John Seymour, PhD, MURANO’s lead investigator, said: “The approval of the combination of Venclexta plus rituximab (Rituxan) for patients with relapsed or refractory CLL or SLL validates the results seen in the Phase 3 trial, including the significant improvement in progression-free survival.” Seymour also mentioned that progression-free survival “is considered a gold standard for demonstrating clinical benefit in oncology.”
Venclexta selectively suppresses Bcl-2, a protein highly elevated in CLL cells, which helps them escape cell death.
The FDA also decided to expand the use of Venclexta as stand-alone therapy for CLL or SLL patients, with or without 17p deletion, who have received one previous treatment. CLL and SLL are closely related. However, unlike CLL, SLL cancer cells are typically found in lymph nodes and the spleen rather than bone marrow and blood.
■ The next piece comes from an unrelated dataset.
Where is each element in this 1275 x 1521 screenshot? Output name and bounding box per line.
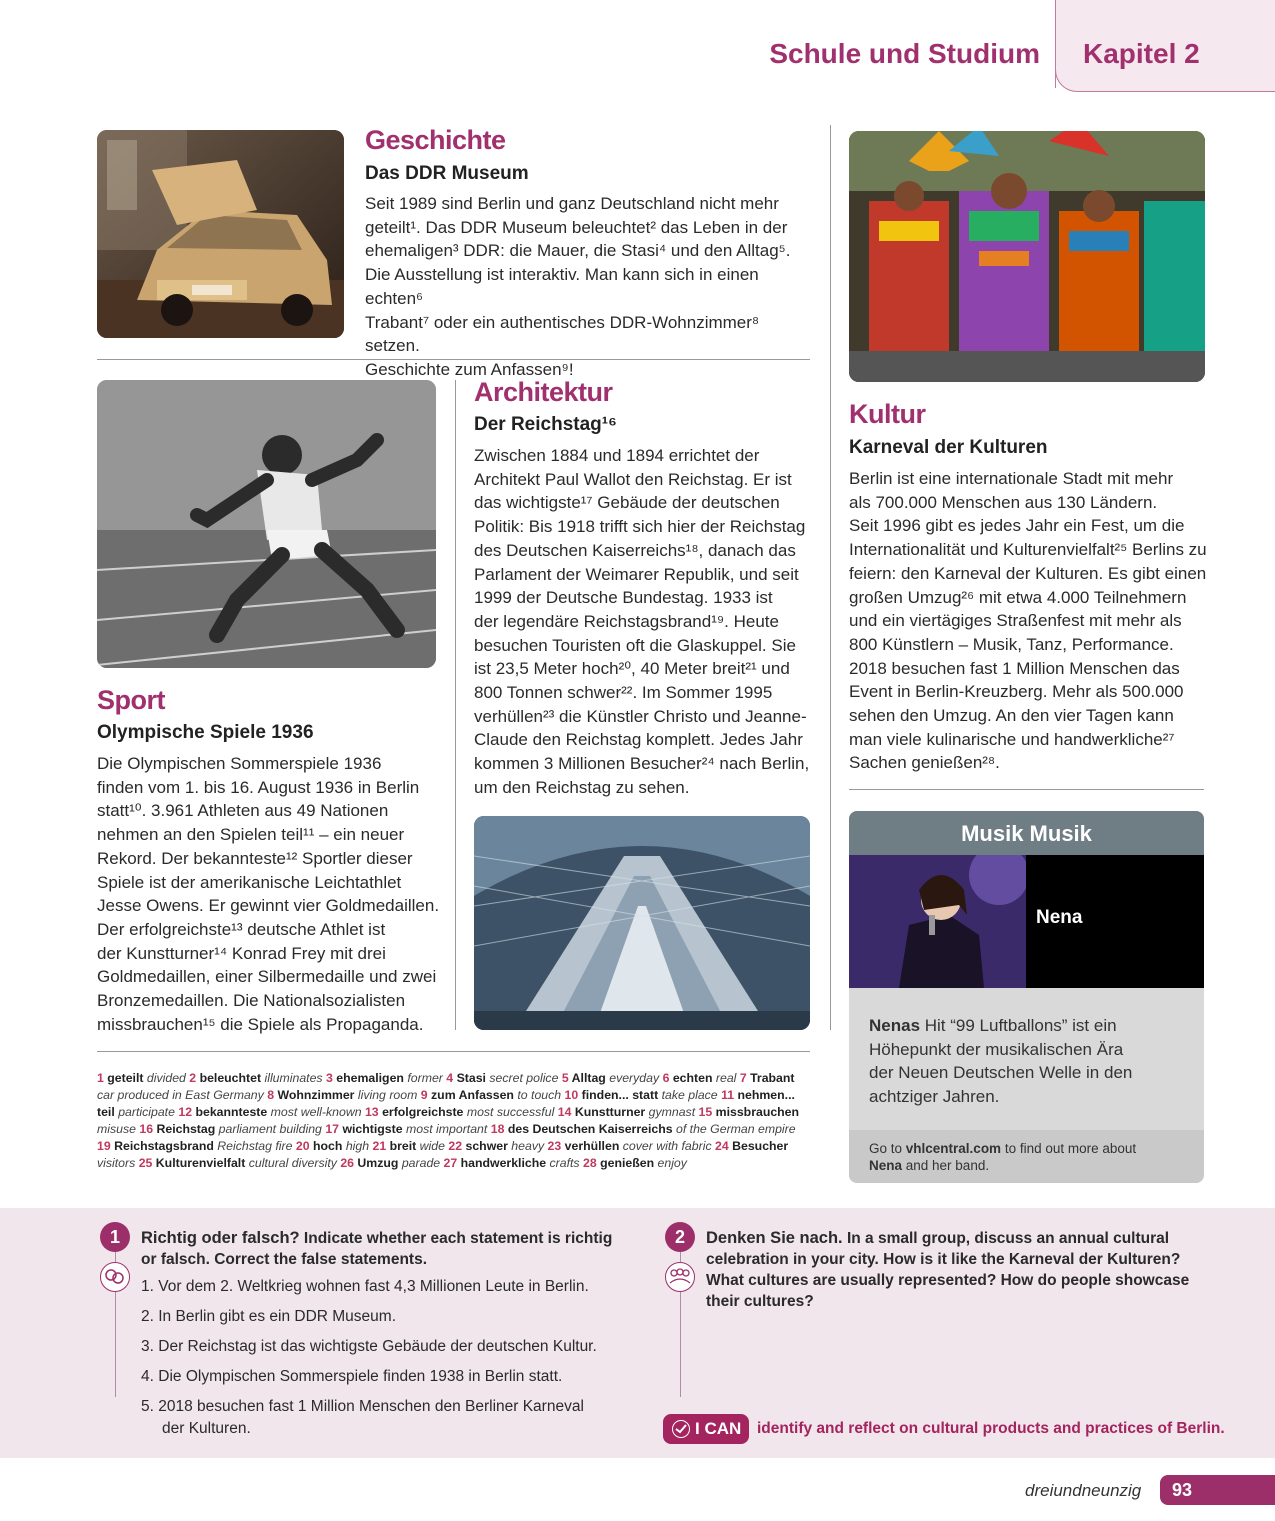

The FDA previously granted Venclexta four breakthrough therapy designations. A breakthrough therapy is a drug that either alone or in combination with other drugs is shown to demonstrate substantial improvement over existing therapies in a serious or life-threatening illness. In April 2016, the agency approved Venclexta as a stand-alone treatment for CLL patients with 17p deletion, who had received at least one prior therapy.
Rituximab was first approved by the FDA in 1997 for certain advanced nonHodgkin’s lymphomas.